There are many examples of testing tools that were not created by testers or for testing. They were created to turn testing into a programming activity. You see that a lot these days. And it’s not black and white because there is good reason to want to turn testing into a programming problem. You hear people saying, “we have such a big system, we have to update it twice a day, there just isn’t time for manual testing – let’s use a tool, write a bunch of test cases and just let the machine run it.”
But the problem is that you could make the same argument about programming. You could say, “we don’t have time to program or code our system, so let’s just create a tool that writes the code for us.” That doesn’t really work. You can do a lot by using open-source code and pre-existing libraries. You can actually get along by not writing a lot of code, but there are tremendous downsides to that in the area of security, quality, performance – everyone is looking for shortcuts. There are some good shortcuts out there, but they pose their own dangers. If you are going to take those shortcuts responsibly, you need to be aware of what those dangers are.
I think the downside of the start-up culture is that there is a tendency to ignore all the risks and rush headlong into something new, regardless of whether it is well thought out or secure. Why didn’t they make it secure from the beginning?
The nature of a tester is to say, “it might not work”, while the nature of an entrepreneur or creator is to say, “well, let’s try it anyways”. It goes against the tester’s nature, but it is an engine of change.
Chelsea: It’s a catalyst. Without that thinking, nothing new would necessarily be made. That friction creates the electricity that drives innovation forward.
James: So the solution – a difficult solution that requires a lot of emotional intelligence – is to realize that the tension between that spirit of risk cultivation (the entrepreneurial mentality) and responsible spirit (the testing mentality) must be maintained. It is not easy to maintain that tension, but it must be maintained in order to be successful in a responsible way.
Chelsea: What do you do when that entrepreneurial spirit and the responsible spirit are co-existing in the same person? How does that person move forward when they are constantly wrestling with their own tension?
James: I have defined my own personal driving heuristic as “alternation”. By that I mean that I sometimes rock like a metronome towards, “I’m going to take a risk!”, and then I rock backwards a little later and say “Ok, I want to calm things down now – I need to consolidate what I have and make sure I am protected”. I think that is how they co-exist – in a sort of braided fashion, where there are two types of thread and they are braided together. That creates a strong fabric.

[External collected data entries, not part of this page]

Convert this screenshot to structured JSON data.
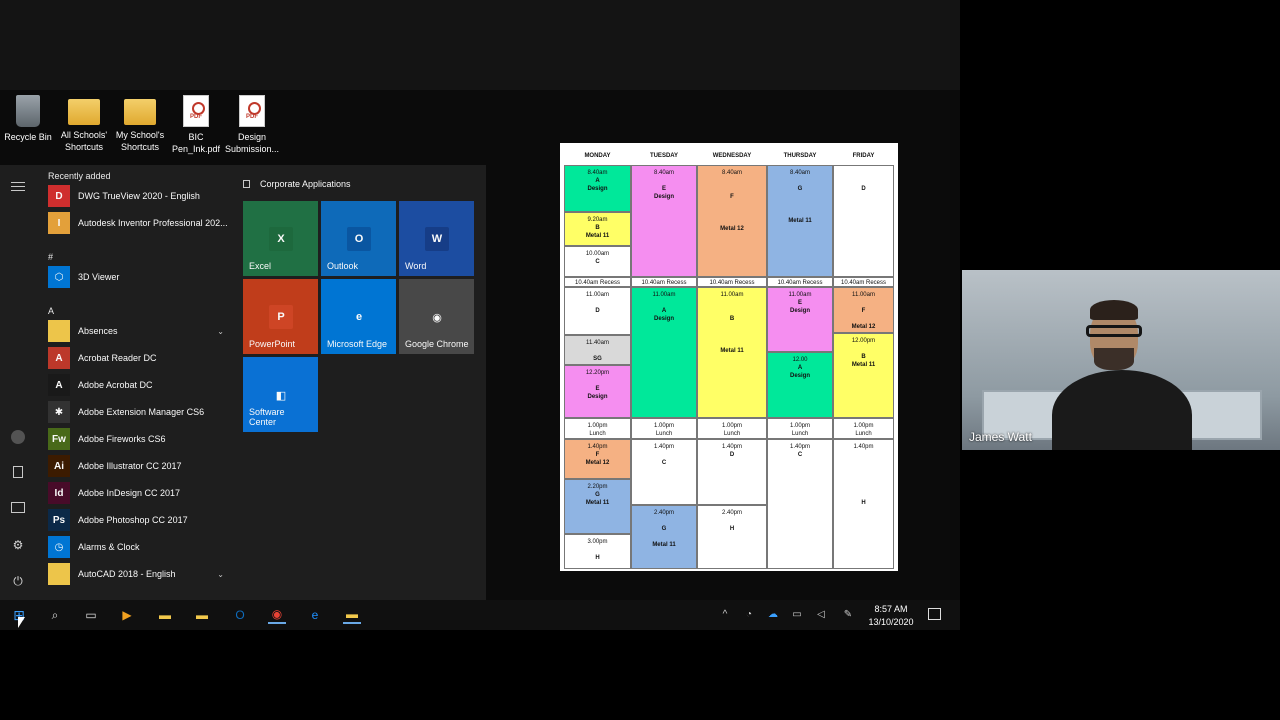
{
  "desktop": {
    "icons": [
      {
        "label": "Recycle Bin",
        "icon": "recycle-bin-icon"
      },
      {
        "label": "All Schools' Shortcuts",
        "icon": "folder-icon"
      },
      {
        "label": "My School's Shortcuts",
        "icon": "folder-icon"
      },
      {
        "label": "BIC Pen_Ink.pdf",
        "icon": "pdf-icon"
      },
      {
        "label": "Design Submission...",
        "icon": "pdf-icon"
      }
    ]
  },
  "start_menu": {
    "recently_added_label": "Recently added",
    "hash_label": "#",
    "a_label": "A",
    "apps": [
      {
        "label": "DWG TrueView 2020 - English",
        "glyph": "D",
        "color": "#d32f2f"
      },
      {
        "label": "Autodesk Inventor Professional 202...",
        "glyph": "I",
        "color": "#e8a33b"
      },
      {
        "label": "3D Viewer",
        "glyph": "⬡",
        "color": "#0078d7"
      },
      {
        "label": "Absences",
        "glyph": "",
        "color": "#f2c94c"
      },
      {
        "label": "Acrobat Reader DC",
        "glyph": "A",
        "color": "#c0392b"
      },
      {
        "label": "Adobe Acrobat DC",
        "glyph": "A",
        "color": "#1a1a1a"
      },
      {
        "label": "Adobe Extension Manager CS6",
        "glyph": "✱",
        "color": "#333333"
      },
      {
        "label": "Adobe Fireworks CS6",
        "glyph": "Fw",
        "color": "#4a6b1a"
      },
      {
        "label": "Adobe Illustrator CC 2017",
        "glyph": "Ai",
        "color": "#3d1c00"
      },
      {
        "label": "Adobe InDesign CC 2017",
        "glyph": "Id",
        "color": "#4a0b2a"
      },
      {
        "label": "Adobe Photoshop CC 2017",
        "glyph": "Ps",
        "color": "#0b2a4a"
      },
      {
        "label": "Alarms & Clock",
        "glyph": "◷",
        "color": "#0078d7"
      },
      {
        "label": "AutoCAD 2018 - English",
        "glyph": "",
        "color": "#f2c94c"
      }
    ],
    "tiles_header": "Corporate Applications",
    "tiles": [
      {
        "label": "Excel",
        "glyph": "X",
        "bg": "#217346",
        "glyph_bg": "#1e6b3f"
      },
      {
        "label": "Outlook",
        "glyph": "O",
        "bg": "#0f6cbd",
        "glyph_bg": "#0a58a5"
      },
      {
        "label": "Word",
        "glyph": "W",
        "bg": "#1d4fa5",
        "glyph_bg": "#173f8a"
      },
      {
        "label": "PowerPoint",
        "glyph": "P",
        "bg": "#c43e1c",
        "glyph_bg": "#d24726"
      },
      {
        "label": "Microsoft Edge",
        "glyph": "e",
        "bg": "#0078d7",
        "glyph_bg": "#0078d7"
      },
      {
        "label": "Google Chrome",
        "glyph": "◉",
        "bg": "#4a4a4a",
        "glyph_bg": "#4a4a4a"
      },
      {
        "label": "Software Center",
        "glyph": "◧",
        "bg": "#0a74d9",
        "glyph_bg": "#0a74d9"
      }
    ]
  },
  "timetable": {
    "days": [
      "MONDAY",
      "TUESDAY",
      "WEDNESDAY",
      "THURSDAY",
      "FRIDAY"
    ],
    "columns": [
      [
        {
          "lines": [
            "8.40am",
            "A",
            "Design"
          ],
          "color": "#00e89a"
        },
        {
          "lines": [
            "9.20am",
            "B",
            "Metal 11"
          ],
          "color": "#ffff66"
        },
        {
          "lines": [
            "10.00am",
            "C"
          ],
          "color": "#ffffff"
        },
        {
          "lines": [
            "10.40am  Recess"
          ],
          "color": "#ffffff"
        },
        {
          "lines": [
            "11.00am",
            "",
            "D"
          ],
          "color": "#ffffff"
        },
        {
          "lines": [
            "11.40am",
            "",
            "SG"
          ],
          "color": "#d9d9d9"
        },
        {
          "lines": [
            "12.20pm",
            "",
            "E",
            "Design"
          ],
          "color": "#f58ef0"
        },
        {
          "lines": [
            "1.00pm",
            "Lunch"
          ],
          "color": "#ffffff"
        },
        {
          "lines": [
            "1.40pm",
            "F",
            "Metal 12"
          ],
          "color": "#f5b183"
        },
        {
          "lines": [
            "2.20pm",
            "G",
            "Metal 11"
          ],
          "color": "#8fb4e3"
        },
        {
          "lines": [
            "3.00pm",
            "",
            "H"
          ],
          "color": "#ffffff"
        }
      ],
      [
        {
          "lines": [
            "8.40am",
            "",
            "E",
            "Design"
          ],
          "color": "#f58ef0"
        },
        {
          "lines": [
            "10.40am  Recess"
          ],
          "color": "#ffffff"
        },
        {
          "lines": [
            "11.00am",
            "",
            "A",
            "Design"
          ],
          "color": "#00e89a"
        },
        {
          "lines": [
            "1.00pm",
            "Lunch"
          ],
          "color": "#ffffff"
        },
        {
          "lines": [
            "1.40pm",
            "",
            "C"
          ],
          "color": "#ffffff"
        },
        {
          "lines": [
            "2.40pm",
            "",
            "G",
            "",
            "Metal 11"
          ],
          "color": "#8fb4e3"
        }
      ],
      [
        {
          "lines": [
            "8.40am",
            "",
            "",
            "F",
            "",
            "",
            "",
            "Metal 12"
          ],
          "color": "#f5b183"
        },
        {
          "lines": [
            "10.40am  Recess"
          ],
          "color": "#ffffff"
        },
        {
          "lines": [
            "11.00am",
            "",
            "",
            "B",
            "",
            "",
            "",
            "Metal 11"
          ],
          "color": "#ffff66"
        },
        {
          "lines": [
            "1.00pm",
            "Lunch"
          ],
          "color": "#ffffff"
        },
        {
          "lines": [
            "1.40pm",
            "D"
          ],
          "color": "#ffffff"
        },
        {
          "lines": [
            "2.40pm",
            "",
            "H"
          ],
          "color": "#ffffff"
        }
      ],
      [
        {
          "lines": [
            "8.40am",
            "",
            "G",
            "",
            "",
            "",
            "Metal 11"
          ],
          "color": "#8fb4e3"
        },
        {
          "lines": [
            "10.40am  Recess"
          ],
          "color": "#ffffff"
        },
        {
          "lines": [
            "11.00am",
            "E",
            "Design"
          ],
          "color": "#f58ef0"
        },
        {
          "lines": [
            "12.00",
            "A",
            "Design"
          ],
          "color": "#00e89a"
        },
        {
          "lines": [
            "1.00pm",
            "Lunch"
          ],
          "color": "#ffffff"
        },
        {
          "lines": [
            "1.40pm",
            "C"
          ],
          "color": "#ffffff"
        }
      ],
      [
        {
          "lines": [
            "",
            "",
            "D"
          ],
          "color": "#ffffff"
        },
        {
          "lines": [
            "10.40am  Recess"
          ],
          "color": "#ffffff"
        },
        {
          "lines": [
            "11.00am",
            "",
            "F",
            "",
            "Metal 12"
          ],
          "color": "#f5b183"
        },
        {
          "lines": [
            "12.00pm",
            "",
            "B",
            "Metal 11"
          ],
          "color": "#ffff66"
        },
        {
          "lines": [
            "1.00pm",
            "Lunch"
          ],
          "color": "#ffffff"
        },
        {
          "lines": [
            "1.40pm",
            "",
            "",
            "",
            "",
            "",
            "",
            "H"
          ],
          "color": "#ffffff"
        }
      ]
    ]
  },
  "taskbar": {
    "time": "8:57 AM",
    "date": "13/10/2020"
  },
  "webcam": {
    "name": "James Watt"
  }
}
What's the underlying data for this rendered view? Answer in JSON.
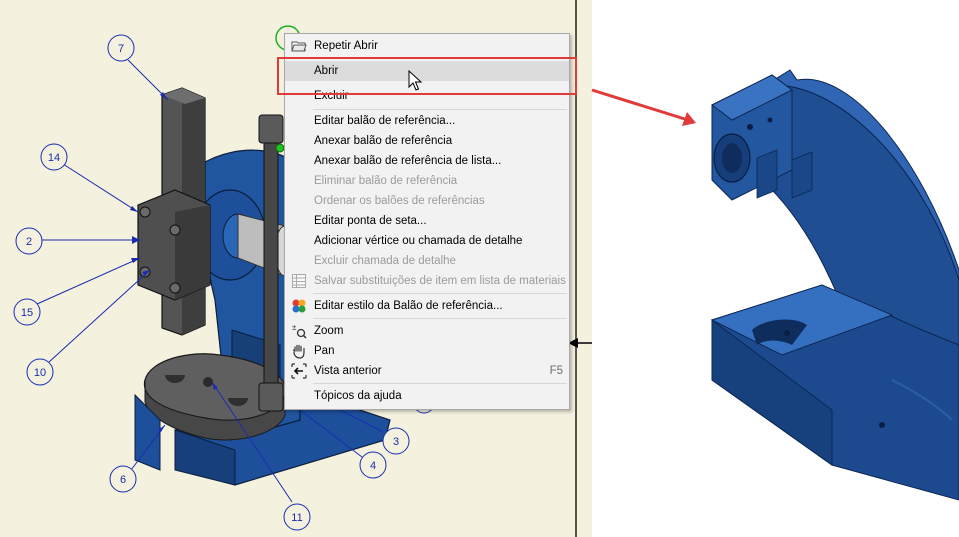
{
  "context_menu": {
    "items": [
      {
        "label": "Repetir Abrir",
        "shortcut": "",
        "enabled": true,
        "icon": "open-folder-icon"
      },
      {
        "label": "Abrir",
        "shortcut": "",
        "enabled": true,
        "icon": ""
      },
      {
        "label": "Excluir",
        "shortcut": "",
        "enabled": true,
        "icon": ""
      },
      {
        "label": "Editar balão de referência...",
        "shortcut": "",
        "enabled": true,
        "icon": ""
      },
      {
        "label": "Anexar balão de referência",
        "shortcut": "",
        "enabled": true,
        "icon": ""
      },
      {
        "label": "Anexar balão de referência de lista...",
        "shortcut": "",
        "enabled": true,
        "icon": ""
      },
      {
        "label": "Eliminar balão de referência",
        "shortcut": "",
        "enabled": false,
        "icon": ""
      },
      {
        "label": "Ordenar os balões de referências",
        "shortcut": "",
        "enabled": false,
        "icon": ""
      },
      {
        "label": "Editar ponta de seta...",
        "shortcut": "",
        "enabled": true,
        "icon": ""
      },
      {
        "label": "Adicionar vértice ou chamada de detalhe",
        "shortcut": "",
        "enabled": true,
        "icon": ""
      },
      {
        "label": "Excluir chamada de detalhe",
        "shortcut": "",
        "enabled": false,
        "icon": ""
      },
      {
        "label": "Salvar substituições de item em lista de materiais",
        "shortcut": "",
        "enabled": false,
        "icon": "table-icon"
      },
      {
        "label": "Editar estilo da Balão de referência...",
        "shortcut": "",
        "enabled": true,
        "icon": "style-icon"
      },
      {
        "label": "Zoom",
        "shortcut": "",
        "enabled": true,
        "icon": "zoom-icon"
      },
      {
        "label": "Pan",
        "shortcut": "",
        "enabled": true,
        "icon": "pan-hand-icon"
      },
      {
        "label": "Vista anterior",
        "shortcut": "F5",
        "enabled": true,
        "icon": "previous-view-icon"
      },
      {
        "label": "Tópicos da ajuda",
        "shortcut": "",
        "enabled": true,
        "icon": ""
      }
    ],
    "hovered_item": "Abrir"
  },
  "balloons": [
    "7",
    "14",
    "2",
    "15",
    "10",
    "6",
    "11",
    "4",
    "3"
  ],
  "colors": {
    "drawing_background": "#f4f1de",
    "part_blue": "#1d4f9a",
    "balloon_blue": "#1a2db0",
    "highlight_red": "#e03a3a",
    "menu_background": "#f2f2f2"
  }
}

I think this is common – I think it is how we humans lurch through life. You need to reach a point in your life where you realize that when you live life “forward”, there are a lot of missteps and that is ok. That’s the way it is. And if it is that way, you can stop worrying about it.
I guess the theme of this whole conversation is temperance. Temperance is not a “one or the other”, it’s a blending, a bringing of things together that are not necessarily compatible but you can make them work and hold them closely together.